Ce sont les humbles tissus, parfois souillés qui accompagnent ou devraient accompagner le mourant :
- p.12 « le linge et l’eau changés »
- p.22 « ordure dans le linge des bas-fonds »
- p.20 « un manteau ne pourrait rien contre ce feu, contre ce froid »
Bandages, pansements, couvertures, draps, linceuls, ils sont seuls à accompagner le corps en partance mais ne lui apportent guère de réconfort.
Ces mêmes oripeaux acquièrent plus loin une valeur métaphorique. Ils gardent leur qualification d’impuissance mais désignent maintenant les discours fallacieux du poète :
- p.59 « déchire ces ombres enfin comme chiffons
vêtu de loques, faux mendiant, coureur de linceuls :
singer la mort à distance est vergogne »
La critique du discours poétique se fait plus ironique quand il est assimilé au travail beau, délicat mais extrêmement fragile et gratuit, parfaitement inutile – surtout face à la mort !- de la dentellière :
- p.41 « parler…tracer des mots
ouvrage de dentellière, calfeutré, paisible »
La dentelle, d’ailleurs, dans sa raideur, peut traditionnellement accompagner la mort, mais elle ne fait qu’en souligner encore la rigidité, la solennité implacable. Sa beauté ne sert qu’à glacer un peu plus le poète :
- p.37 « Je l’ai vue droite et parée de dentelles
comme un cierge espagnol »
Enfin, si on passe de Thanatos à Eros, certains tissus peuvent aussi présenter et encadrer des ersatz d’amour, des corps qui ne sont pas femmes mais « viande » :
- p.60 « non pas la viande offerte à ces nouveaux étals de toile
bon marché, quotidienne, à bâfrer seul entre deux draps »
On ne peut pas, à la lecture de ces images et de ces associations, ne pas penser à certaines références religieuses et artistiques :
- le voile de Véronique qui essuya le visage du Christ portant la croix
- le linceul et le suaire du Christ trouvés vides au troisième jour, cités dans les Evangiles et annonciateurs de la résurrection
- le linceul conservé à Turin avec son empreinte mystérieuse d’un corps christique supplicié
- le manteau que saint Martin partagea avec un pauvre pour le réchauffer
- le mendiant au manteau mité et détrempé auquel le poète offre l’hospitalité, sentant qu’il allait périr de froid (Hugo, «Le Mendiant », in Les Contemplations,1856)

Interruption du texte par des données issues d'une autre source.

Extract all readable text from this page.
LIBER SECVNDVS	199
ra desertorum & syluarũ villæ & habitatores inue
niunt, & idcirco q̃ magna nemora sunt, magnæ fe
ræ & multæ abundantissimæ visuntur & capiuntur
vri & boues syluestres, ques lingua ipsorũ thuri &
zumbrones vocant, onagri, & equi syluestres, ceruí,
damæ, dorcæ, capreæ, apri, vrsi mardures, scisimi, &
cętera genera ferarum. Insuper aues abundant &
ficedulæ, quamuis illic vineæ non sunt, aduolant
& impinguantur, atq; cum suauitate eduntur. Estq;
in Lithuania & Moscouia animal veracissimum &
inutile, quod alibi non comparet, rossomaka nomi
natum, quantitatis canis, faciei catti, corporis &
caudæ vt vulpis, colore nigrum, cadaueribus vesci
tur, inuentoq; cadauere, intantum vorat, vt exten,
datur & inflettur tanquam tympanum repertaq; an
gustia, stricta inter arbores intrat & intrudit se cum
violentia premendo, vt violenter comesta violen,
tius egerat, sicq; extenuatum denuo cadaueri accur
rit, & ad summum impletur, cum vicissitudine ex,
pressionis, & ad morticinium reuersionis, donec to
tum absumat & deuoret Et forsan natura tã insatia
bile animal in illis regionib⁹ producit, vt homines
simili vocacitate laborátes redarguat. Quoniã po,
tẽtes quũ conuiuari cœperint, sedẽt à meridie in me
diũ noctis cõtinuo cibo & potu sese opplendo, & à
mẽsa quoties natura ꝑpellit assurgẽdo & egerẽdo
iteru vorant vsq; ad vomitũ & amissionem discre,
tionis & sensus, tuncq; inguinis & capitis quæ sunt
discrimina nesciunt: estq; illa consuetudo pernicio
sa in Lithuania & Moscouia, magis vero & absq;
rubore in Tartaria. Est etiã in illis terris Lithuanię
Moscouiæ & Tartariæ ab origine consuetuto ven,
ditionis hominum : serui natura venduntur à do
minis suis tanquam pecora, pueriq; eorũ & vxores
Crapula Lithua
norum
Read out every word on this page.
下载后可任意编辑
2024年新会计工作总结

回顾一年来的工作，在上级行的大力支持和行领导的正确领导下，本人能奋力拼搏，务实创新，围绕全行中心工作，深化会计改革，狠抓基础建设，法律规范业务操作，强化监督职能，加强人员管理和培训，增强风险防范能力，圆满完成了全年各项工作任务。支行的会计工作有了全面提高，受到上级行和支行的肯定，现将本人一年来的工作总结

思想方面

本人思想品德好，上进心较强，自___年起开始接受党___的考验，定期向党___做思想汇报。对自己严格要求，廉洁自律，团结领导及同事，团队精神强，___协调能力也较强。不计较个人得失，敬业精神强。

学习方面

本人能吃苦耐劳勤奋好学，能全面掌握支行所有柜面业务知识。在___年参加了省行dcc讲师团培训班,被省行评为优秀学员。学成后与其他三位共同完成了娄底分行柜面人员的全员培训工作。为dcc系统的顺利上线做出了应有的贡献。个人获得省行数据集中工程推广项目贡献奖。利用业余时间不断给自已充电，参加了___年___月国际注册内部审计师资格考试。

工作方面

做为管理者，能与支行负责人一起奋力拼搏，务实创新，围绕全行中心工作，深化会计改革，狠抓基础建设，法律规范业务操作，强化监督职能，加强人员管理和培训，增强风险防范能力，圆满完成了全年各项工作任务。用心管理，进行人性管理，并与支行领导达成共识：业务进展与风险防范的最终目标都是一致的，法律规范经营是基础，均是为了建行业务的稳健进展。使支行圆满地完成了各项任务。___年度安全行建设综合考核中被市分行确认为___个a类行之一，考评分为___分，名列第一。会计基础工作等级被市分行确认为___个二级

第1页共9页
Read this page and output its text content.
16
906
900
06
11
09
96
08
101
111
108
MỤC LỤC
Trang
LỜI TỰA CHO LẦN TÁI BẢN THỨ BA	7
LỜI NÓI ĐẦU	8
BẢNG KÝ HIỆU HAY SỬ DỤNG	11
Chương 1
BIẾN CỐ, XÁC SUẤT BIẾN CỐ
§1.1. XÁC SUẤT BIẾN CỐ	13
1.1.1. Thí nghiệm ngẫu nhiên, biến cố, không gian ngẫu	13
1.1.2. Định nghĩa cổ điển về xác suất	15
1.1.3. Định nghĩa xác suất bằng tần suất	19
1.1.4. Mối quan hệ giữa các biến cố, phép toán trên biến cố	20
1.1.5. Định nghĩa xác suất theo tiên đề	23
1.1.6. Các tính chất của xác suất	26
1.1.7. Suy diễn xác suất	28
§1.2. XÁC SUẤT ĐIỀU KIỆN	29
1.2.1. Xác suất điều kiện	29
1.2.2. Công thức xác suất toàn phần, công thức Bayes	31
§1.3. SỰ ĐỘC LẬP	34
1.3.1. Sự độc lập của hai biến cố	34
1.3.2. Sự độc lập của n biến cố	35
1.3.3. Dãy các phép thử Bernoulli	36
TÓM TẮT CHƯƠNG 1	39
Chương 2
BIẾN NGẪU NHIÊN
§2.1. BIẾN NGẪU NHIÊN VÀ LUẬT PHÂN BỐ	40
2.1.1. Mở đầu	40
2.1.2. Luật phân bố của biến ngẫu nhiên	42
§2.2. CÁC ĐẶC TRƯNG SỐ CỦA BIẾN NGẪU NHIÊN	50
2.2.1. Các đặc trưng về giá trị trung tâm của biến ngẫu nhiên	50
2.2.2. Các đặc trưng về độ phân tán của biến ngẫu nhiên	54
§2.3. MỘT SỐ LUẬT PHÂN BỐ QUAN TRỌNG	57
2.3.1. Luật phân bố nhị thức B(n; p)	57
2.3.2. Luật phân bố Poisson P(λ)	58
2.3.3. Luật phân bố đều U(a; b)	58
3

- la dentellière de Vermeer si absorbée dans son ouvrage qu’elle semble protégée de tout.
Mais Jaccottet, dans les extraits cités, refuse et même moque tout miracle, toute transcendance, toute possibilité de dépasser le périssement, la vulgarité de la matière. La compassion, l’application, l’art du poète, le désir vital ne peuvent rien à ce stade contre la mort. Ces références n’apparaissent donc qu’en creux et permettent finalement de mieux saisir le pas de côté que constitue la poésie de Jaccottet face à cette tradition.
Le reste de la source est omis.